Second, I'd like to thank everyone for their kind words about Undie. My roommate appreciates them a great deal, too. And I'm sure Undie does, somewhere in the vast Universe.

In other news: I've switched the story I've been writing. As the week progressed and my mood got fouler, the comic baroque style of "Heart of the Western Tide" got harder to maintain. Besides, that one has delusions of grandeur and expectations of going loooong—and I just don't want to go there at this time. I feel bad about not finishing what I started but sometimes these things happen. And I've always been more of a quilter when it comes to short stories, anyway—stiching them together here and there.
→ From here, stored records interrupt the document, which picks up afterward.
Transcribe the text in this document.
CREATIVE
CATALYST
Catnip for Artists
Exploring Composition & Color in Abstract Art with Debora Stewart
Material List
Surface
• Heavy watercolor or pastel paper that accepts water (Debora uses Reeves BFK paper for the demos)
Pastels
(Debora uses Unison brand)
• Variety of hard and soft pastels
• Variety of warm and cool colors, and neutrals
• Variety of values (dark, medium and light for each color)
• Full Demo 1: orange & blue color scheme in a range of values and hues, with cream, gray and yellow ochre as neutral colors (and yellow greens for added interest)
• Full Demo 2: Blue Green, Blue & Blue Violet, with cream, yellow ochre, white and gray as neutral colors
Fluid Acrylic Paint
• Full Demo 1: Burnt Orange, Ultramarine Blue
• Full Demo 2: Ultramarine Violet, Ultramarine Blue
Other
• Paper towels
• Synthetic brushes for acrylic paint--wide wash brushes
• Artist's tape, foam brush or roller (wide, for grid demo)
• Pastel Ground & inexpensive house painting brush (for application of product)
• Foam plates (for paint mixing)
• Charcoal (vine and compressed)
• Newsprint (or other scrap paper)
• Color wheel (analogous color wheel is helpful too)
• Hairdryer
Probably why most of them turn into novels...

So I switched to my ghost story, "In the Black," which I began back in April, inspired by [livejournal.com profile] jmeadows's OWW challenge of the time. I can never write stories fast enough to meet the challenges and, besides, I was pushing to get the monster novel done, so I gave it a start and put it away. It involves two ghost-hunter characters I created for another story. The idea should work well with them. But we'll see. I haven't creeped myself out yet, but I'm sure that's coming. And I cannot imagine this novel can be anything more than a short story. It just doesn't have novelistic legs. (I can be fooled.)

Bookiness of the day: I've been reading An Assembly Such as This by Pamela Aidan—not a sequel to Pride and Prejudice, but a parallel told from Darcy's POV. So far I'm enjoying it well enough, but I don't know if I'll enjoy it three books worth: it takes her three books to cover what Jane Austen covered in one. The current book ends after the infamous first proposal. (Since there wasn't a chance of ruining an ending, I peeked ahead.) But Aidan's Darcy voice works for me and I think she does a credible job of presenting what might have been going through Darcy's head and making him a complex individual, his view of his fencing matches with Elizabeth. However, I felt a longing to rent P&P so I could get that feeling of story completeness.
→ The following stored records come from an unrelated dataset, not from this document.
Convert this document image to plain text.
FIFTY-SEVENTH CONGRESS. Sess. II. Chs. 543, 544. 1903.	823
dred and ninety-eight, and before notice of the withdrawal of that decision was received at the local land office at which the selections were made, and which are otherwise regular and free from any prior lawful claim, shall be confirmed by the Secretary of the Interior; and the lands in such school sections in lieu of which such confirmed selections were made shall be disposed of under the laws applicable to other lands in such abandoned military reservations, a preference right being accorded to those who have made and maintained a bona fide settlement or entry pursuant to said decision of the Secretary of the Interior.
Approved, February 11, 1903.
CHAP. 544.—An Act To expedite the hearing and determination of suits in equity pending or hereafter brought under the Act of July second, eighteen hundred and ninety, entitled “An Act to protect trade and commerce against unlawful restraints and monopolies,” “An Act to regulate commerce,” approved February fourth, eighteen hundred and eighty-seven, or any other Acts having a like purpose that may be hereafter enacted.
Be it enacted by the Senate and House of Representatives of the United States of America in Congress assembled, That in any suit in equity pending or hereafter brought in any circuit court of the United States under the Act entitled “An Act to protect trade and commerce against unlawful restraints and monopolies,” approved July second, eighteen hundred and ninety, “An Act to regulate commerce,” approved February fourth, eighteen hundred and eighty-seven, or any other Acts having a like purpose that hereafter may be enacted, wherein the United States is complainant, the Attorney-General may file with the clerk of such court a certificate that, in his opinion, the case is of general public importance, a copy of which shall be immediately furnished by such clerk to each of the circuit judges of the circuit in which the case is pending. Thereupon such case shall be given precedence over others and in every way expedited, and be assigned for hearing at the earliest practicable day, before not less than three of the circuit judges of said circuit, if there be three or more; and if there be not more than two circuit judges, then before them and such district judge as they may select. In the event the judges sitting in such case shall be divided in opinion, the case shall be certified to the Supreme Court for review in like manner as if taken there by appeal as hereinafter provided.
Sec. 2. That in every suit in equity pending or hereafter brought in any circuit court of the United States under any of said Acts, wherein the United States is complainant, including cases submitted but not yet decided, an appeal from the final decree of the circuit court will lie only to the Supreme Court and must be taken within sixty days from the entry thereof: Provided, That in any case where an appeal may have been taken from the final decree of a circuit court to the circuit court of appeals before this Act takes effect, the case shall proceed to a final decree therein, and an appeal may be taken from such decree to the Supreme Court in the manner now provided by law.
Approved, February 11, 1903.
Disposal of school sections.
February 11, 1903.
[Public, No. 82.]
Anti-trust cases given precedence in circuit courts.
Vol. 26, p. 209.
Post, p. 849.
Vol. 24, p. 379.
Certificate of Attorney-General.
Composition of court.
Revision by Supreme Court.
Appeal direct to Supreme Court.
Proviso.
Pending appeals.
I remember how when the Colin Firth/Jennifer Ehle P&P was all the rage the internet was awash with "wedding night erotica." Apparently some of that has reached book form. I haven't got much pride in my entertainment these days so I may try one of the "hottie sequels."

You know, I am fairly easy to entertain lately. I won't say I've got no standards, because I do, but if certain criteria are met I'm usually willing to go along for the ride. Characters that I can believe in or just want to believe in seem to be all it takes sometimes. It's nice to turn off the critical faculties and just glide along.

I was having a discussion about this with a friend recently: I went through a phase where I couldn't read fiction because I'd been doing so much critical thinking about writing. All I could see were the flaws, the less-than-stellar prose, or the plot holes—or worse, I could see the bricks and mortar used to build the plots. Now I seem to have gone from one extreme to the other. Overall, I think I'm happier. I'm glad to do critical thinking when it's needed—for my own writing, to help friends, to parrticipate on the workshop—but it's good to be able to turn it off and allow myself to be taken away to someplace else.